Barton'un Türkiye'de olduğu günlerde ABD'de özellikle New York'ta sokak protestoları artmıştı. Wall Street İşgalcileri adı verilen göstericilerin hareketi internet üzerinden çok hızlı yapıldı ayrıca. Göstericiler, en zenginlerin oluşturduğu yüzde 1 yüzünden, Amerikan halkının yüzde 99'unun çile çektiğini söylüyor.
Barton'a o gün, "Siz yüzde 1'in içinde misiniz" diye sorunca şu ilginç cevabı da aldık:
"Evet yüzde 1'in içindeyiz ama çok çalışıyoruz. Zenginliğin sadece yeniden dağılımına bakarsak kötü bir yere gideriz. Devletin bu meseleyi çözmesini bekleyemeyiz. Çin, Türkiye, Kanada gibi ülkelerin devletleri iyi çalışıyor ama birçok yerde devletlerin parası yok bunu çözmek için. Demokratik hükümetler kamuoyu yoklamalarıyla ülke yönetmeye çalışıyor. Uzun vadeli bir programları yok. Bence göreceğimiz şu. Bir devrim olacak, Fransız Devrimi gibi değil ama. Bedava öğlen yemeklerinin olmadığını göreceğiz."
Dominic Barton'a göre protesto iyi bir şey.
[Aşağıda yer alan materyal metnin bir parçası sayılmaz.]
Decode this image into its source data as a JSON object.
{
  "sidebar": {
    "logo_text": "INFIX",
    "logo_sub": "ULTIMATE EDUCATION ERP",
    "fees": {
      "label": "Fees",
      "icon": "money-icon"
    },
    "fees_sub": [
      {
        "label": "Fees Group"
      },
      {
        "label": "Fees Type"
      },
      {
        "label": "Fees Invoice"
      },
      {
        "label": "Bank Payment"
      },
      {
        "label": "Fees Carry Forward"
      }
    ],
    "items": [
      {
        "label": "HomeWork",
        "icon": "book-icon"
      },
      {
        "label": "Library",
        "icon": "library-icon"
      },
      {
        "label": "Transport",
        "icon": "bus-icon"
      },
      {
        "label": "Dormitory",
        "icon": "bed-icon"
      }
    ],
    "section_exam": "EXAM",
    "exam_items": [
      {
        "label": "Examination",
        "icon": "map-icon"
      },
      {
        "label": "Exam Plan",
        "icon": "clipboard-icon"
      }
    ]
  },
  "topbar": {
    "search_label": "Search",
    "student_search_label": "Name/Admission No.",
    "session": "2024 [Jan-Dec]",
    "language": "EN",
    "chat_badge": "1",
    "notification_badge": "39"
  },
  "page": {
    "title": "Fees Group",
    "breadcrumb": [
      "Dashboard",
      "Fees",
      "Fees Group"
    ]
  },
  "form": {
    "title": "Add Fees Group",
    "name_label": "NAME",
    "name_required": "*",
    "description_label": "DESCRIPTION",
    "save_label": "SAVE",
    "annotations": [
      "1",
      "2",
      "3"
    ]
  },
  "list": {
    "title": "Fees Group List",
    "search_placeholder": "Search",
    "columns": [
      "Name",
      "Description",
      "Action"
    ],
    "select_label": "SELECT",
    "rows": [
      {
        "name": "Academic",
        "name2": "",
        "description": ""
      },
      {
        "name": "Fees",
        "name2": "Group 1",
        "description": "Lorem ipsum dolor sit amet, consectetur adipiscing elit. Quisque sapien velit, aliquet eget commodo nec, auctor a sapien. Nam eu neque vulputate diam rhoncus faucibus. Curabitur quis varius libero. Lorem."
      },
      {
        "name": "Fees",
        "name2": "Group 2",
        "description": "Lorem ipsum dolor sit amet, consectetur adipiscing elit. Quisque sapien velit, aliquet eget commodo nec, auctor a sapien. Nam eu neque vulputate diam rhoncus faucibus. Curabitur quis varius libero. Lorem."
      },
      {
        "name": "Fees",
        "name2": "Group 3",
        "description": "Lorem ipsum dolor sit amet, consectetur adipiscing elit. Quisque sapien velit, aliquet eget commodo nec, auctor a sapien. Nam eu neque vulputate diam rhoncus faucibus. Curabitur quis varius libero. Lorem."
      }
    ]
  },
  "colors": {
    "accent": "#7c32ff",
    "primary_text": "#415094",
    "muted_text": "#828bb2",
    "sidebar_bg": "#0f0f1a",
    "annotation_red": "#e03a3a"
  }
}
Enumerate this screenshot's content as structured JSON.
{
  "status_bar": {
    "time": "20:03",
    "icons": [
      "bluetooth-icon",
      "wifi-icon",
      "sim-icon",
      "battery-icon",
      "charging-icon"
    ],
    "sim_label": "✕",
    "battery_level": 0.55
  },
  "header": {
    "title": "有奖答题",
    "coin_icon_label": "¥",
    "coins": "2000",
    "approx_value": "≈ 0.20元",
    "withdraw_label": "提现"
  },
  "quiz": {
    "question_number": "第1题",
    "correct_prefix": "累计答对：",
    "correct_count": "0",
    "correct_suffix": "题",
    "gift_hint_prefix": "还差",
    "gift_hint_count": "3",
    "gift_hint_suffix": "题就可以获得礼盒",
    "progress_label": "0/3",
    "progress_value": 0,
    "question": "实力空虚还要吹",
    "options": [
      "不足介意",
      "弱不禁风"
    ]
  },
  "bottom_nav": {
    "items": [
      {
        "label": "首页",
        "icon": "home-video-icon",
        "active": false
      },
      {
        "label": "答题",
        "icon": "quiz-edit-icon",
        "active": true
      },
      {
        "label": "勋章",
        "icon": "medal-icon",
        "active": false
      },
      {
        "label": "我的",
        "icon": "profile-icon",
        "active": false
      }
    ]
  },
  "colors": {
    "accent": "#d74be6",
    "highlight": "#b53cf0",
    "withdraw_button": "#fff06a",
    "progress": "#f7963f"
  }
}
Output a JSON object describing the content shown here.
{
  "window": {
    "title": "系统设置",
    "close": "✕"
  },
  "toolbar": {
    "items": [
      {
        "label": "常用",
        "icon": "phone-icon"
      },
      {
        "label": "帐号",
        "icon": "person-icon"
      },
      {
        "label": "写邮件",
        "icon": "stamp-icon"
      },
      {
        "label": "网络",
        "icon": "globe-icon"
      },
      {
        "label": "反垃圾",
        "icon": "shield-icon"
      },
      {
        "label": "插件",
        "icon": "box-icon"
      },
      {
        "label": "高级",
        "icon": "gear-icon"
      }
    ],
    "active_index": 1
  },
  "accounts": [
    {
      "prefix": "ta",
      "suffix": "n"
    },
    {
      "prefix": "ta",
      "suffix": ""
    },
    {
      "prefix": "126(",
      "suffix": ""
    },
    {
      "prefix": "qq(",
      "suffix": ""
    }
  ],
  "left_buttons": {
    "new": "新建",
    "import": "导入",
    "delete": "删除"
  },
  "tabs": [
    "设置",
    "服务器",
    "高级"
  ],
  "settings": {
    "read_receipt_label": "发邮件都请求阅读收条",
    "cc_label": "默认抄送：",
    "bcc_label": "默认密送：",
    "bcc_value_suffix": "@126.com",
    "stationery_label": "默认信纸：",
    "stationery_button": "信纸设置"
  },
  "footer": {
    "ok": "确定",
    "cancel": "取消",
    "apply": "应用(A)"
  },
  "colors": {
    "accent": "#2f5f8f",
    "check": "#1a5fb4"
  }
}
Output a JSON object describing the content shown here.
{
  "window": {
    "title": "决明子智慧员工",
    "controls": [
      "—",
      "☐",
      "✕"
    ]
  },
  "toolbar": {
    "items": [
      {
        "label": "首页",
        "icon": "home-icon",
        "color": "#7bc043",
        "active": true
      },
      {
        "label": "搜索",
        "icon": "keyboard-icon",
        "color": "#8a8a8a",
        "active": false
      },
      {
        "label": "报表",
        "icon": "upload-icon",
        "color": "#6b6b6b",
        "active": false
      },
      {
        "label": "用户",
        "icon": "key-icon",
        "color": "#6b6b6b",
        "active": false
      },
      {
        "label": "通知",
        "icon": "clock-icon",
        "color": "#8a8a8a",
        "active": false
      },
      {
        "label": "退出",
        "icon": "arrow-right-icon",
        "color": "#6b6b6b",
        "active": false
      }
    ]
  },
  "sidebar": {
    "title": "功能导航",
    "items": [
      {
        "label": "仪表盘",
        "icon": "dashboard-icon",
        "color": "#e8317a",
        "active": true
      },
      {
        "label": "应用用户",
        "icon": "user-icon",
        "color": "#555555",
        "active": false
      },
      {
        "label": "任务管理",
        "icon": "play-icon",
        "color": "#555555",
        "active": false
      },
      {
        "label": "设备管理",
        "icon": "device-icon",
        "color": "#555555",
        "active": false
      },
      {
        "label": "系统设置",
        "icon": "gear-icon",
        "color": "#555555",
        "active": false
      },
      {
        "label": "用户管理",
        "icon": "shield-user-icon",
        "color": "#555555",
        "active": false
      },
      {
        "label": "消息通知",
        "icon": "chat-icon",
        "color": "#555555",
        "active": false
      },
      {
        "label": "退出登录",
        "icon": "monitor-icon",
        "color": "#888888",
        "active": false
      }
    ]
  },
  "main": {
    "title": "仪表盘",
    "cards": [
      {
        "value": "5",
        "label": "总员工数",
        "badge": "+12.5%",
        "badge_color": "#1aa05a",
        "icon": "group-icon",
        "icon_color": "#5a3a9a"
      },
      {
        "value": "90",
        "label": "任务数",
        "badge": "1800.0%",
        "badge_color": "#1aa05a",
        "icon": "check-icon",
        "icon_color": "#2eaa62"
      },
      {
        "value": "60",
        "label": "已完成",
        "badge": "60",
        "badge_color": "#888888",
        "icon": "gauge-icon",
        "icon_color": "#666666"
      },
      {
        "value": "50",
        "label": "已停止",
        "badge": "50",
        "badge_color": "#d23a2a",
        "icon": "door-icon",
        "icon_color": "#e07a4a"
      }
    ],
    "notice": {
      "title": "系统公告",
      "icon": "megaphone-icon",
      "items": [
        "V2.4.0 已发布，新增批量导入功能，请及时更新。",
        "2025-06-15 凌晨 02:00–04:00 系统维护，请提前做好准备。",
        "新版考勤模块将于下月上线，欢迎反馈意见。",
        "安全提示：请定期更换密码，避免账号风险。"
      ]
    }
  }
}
Ama sokaktaki insanlar halkın yüzde 2'si. Sesi yüksek çıkan bir grup ama Çay Partisi gibi azınlık aslında. Tüm bunların sorunu ise dünyada yaşanan güçlü liderlik sorunu, özellikle de Batı dünyasında. Son olarak Dominic Barton'dan öğreniyorum ki Barton, ABD'li CEO'larla konuşuyor. Yakında önerecekleri reformları konuşmak üzere ABD'li CEO'lar ABD Başkanı Obama ile görüşecekmiş. Barton, "CEO'lar Obama ile görüşmek istiyor. Obama iş dünyası ile tanışık değil. O ortamlarda bulunmamış. Kabinede daha çok akademi kökenli insanlar var" diyor.
Barton'un söylediği çok ilginç. ABD'de de yılda 2 milyon iş yaratılabilir ama altyapı yok. Havalimanları, demiryolu, enerji altyapısı berbat bir durumda. Bunu düzeltmek 250- 300 milyar dolarlık bir yatırım gerektiriyor. Çinli ve Kanadalı gibi yabancı yatırımcılar bu yatırıma para harcamaya hazır ancak düzenleme yok. İşte ABD'li CEO'ların Obama ile görüşmesinde masaya gelecek konulardan en önemlisi bunlar.